Monday, February 18, 2013

Regular Customer -- still slogging along.


OMG!! – as they say in the text-messaging and tweeting world.  I just looked back in the blog and found that the previous post about  my Regular Customer project was in July 2011. 
“All progress is made by people who don’t know what they are getting themselves into.”  I wish I had an attribution for that quotation.  Regular Customer has become a case study to illustrate it.
 [For those who have not been hanging on my every word – Regular Customer began with my noticing that as of 2013 I would have photographs from Seattle’s Pike Place Market over a span of 50 years.  Says I: “I’ll bet there are enough negatives in there somewhere for a nice project.”  Turns out there were about 4000 of them
The sheer scope – 50 years and 4000 negatives – pointed towards a book which in turn suggested that I needed to go digital.
I rummaged through contact sheets, thankfully carefully filed with the sheets of negatives, and scanned about 2000 of them.  That was the state of affairs in July 2011 when I was four months into the project.  I’m now just over two years into it.]
From the 2000 or so scans I selected about 1000 as candidates for whatever the book was going to turn out to be.  Ah, there was the next question: What is it going to turn out to be?  Several months of dithering and sorting thumbnail images followed.  Eventually the book settled out to be a metaphorical walk through the market to show a visitor what it looks like and what it looked like years ago.  Several more months of dithering about book format and size ensued with numerous absolutely-final-for-this-week decisions, pilot trials, and back-to-the-drawing-boards.  The process eventually converged on a book of 300 or thereabouts photographs in a landscape format a bit smaller than 11x8 ½ inches.
It wasn’t too difficult to get from 1000 to 500 but then it got a lot harder.  I decided that the only practical scheme was to take what I had, put together a draft, and edit it down further from there.  I remember reading about a novelist who said that when his son was six years old so was the first draft of his first novel and the two were about the same height.  I understand.  He also said that the novel went through seven drafts, the first six of which were bad and the first three were very bad.  I understand.

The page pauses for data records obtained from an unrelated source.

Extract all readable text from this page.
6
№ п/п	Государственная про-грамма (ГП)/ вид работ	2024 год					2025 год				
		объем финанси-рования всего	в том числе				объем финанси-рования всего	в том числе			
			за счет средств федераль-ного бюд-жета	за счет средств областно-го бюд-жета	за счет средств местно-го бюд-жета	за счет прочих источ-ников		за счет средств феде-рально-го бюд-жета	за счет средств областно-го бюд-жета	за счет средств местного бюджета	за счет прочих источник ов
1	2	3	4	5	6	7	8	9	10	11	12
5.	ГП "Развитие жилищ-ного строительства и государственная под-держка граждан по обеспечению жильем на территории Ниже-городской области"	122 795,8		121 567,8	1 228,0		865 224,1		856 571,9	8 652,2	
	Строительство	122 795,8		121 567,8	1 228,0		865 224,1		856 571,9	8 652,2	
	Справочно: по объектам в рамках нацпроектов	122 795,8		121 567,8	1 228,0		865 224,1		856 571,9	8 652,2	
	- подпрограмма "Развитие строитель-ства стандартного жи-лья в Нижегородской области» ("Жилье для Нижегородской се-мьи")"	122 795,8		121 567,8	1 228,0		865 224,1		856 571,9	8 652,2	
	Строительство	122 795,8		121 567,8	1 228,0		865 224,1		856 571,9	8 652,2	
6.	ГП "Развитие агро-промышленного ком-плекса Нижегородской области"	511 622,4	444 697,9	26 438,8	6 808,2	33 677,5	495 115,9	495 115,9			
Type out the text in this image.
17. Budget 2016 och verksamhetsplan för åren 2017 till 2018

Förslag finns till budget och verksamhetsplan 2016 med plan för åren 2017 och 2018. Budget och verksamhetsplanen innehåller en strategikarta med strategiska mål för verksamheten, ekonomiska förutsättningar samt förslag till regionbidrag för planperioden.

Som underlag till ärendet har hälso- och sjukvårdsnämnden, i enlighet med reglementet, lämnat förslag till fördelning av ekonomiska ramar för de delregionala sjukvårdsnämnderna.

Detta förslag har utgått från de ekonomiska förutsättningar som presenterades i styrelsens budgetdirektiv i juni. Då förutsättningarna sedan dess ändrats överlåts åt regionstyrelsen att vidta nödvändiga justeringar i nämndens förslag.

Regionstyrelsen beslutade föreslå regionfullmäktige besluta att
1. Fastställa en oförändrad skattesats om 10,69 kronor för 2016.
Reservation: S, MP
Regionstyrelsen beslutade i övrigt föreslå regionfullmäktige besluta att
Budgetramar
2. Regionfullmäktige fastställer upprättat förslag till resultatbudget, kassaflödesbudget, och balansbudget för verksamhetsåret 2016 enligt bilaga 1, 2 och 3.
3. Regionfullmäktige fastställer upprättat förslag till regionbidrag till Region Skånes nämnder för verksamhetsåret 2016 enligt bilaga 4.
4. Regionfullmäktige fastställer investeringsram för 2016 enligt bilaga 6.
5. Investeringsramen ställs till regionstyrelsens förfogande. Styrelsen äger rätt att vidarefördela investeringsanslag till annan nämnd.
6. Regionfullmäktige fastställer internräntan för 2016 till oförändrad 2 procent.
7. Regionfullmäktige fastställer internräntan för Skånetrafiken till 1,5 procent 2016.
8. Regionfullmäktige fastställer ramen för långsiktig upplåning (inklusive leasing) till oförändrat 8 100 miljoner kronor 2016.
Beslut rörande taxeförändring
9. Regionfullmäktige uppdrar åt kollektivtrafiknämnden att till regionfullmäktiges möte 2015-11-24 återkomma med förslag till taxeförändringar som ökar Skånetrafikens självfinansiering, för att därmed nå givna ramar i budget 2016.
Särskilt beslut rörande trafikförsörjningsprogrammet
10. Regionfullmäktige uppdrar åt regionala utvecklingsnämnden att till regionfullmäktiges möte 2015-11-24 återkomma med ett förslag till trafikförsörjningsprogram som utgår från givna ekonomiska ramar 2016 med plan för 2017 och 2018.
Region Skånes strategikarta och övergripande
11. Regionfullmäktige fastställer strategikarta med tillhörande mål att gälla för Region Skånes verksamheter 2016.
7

My fifth draft looked good enough that I was willing to show it to a couple of people including my friend, Joe, a retired art director.  Boy, did that generate a lot of red ink!  As a result the sixth draft started to look like a semi-finished product – still close to 400 photographs however.  Before going further I needed to get reactions to it both from people close to the Pike Place Market and from people with an interest in local history.
By a stroke of sheer luck I had an opportunity to show the draft to the librarian and to the curator of photography of Seattle’s Museum of History and Industry (MOHAI).  To my delight they were enthusiastic about it and urged me to press on.  By another stroke of luck I was able to contact the daughter of one of the long-time market vendors, Pinhas Almeleh, to whom the book will be dedicated.  She, too, was enthusiastic and pointed me to the not-for-profit Pike Place Market Foundation.  Their director also was enthusiastic about it and, in turn, pointed me to the Friends of the Market – the loosely organized group founded in the 70s to oppose destruction of the market and construction of a high-rise.  I have met with them twice and find them a crusty, opinionated, funny, delightful gang of old coots (and I feel right at home with them).  What with one thing and another I now have a lot of additional caption information for the book and a lot better idea of how to edit the book down to about 350 photographs.  At that point I’m declaring victory and will be ready to produce the seventh and final draft, print a mammoth pdf and send it off to the print shop.
The only fly in the ointment is (sigh) a bureaucratic one.  The quasi-governmental Pike Place Market Preservation and Development Authority (PDA) now demands a license to use the trademarked name “The Pike Place Market” for any commercial purpose.  Now I never regarded my book as a “commercial” product but I would like to sell enough copies to at least partly pay for the printing costs.  I have been on “a couple of days, a week tops” for over a month now on whether I need a license, whether I have to pay the hefty fee for a license, when I will get a license.  I’m sure this will eventually work out.  I’m sure this will eventually work out.  I’m sure this will eventually work out.  I’m sure this will eventually work out.
On a lighter note, I also selected twenty photographs of market old-timers from the early years of my negative trove and made a set of silver prints of them that look just fine, thank you very much.  Fourteen of them are currently hanging in our photography group’s gallery and I’m pretty sure that MOHAI wants a set of the twenty for their collection.
I’ve done several smaller, less complicated books.  When I started, my expectation was that a book of 300 or so was only going to be six times more work than a book of fifty or so.  Silly me!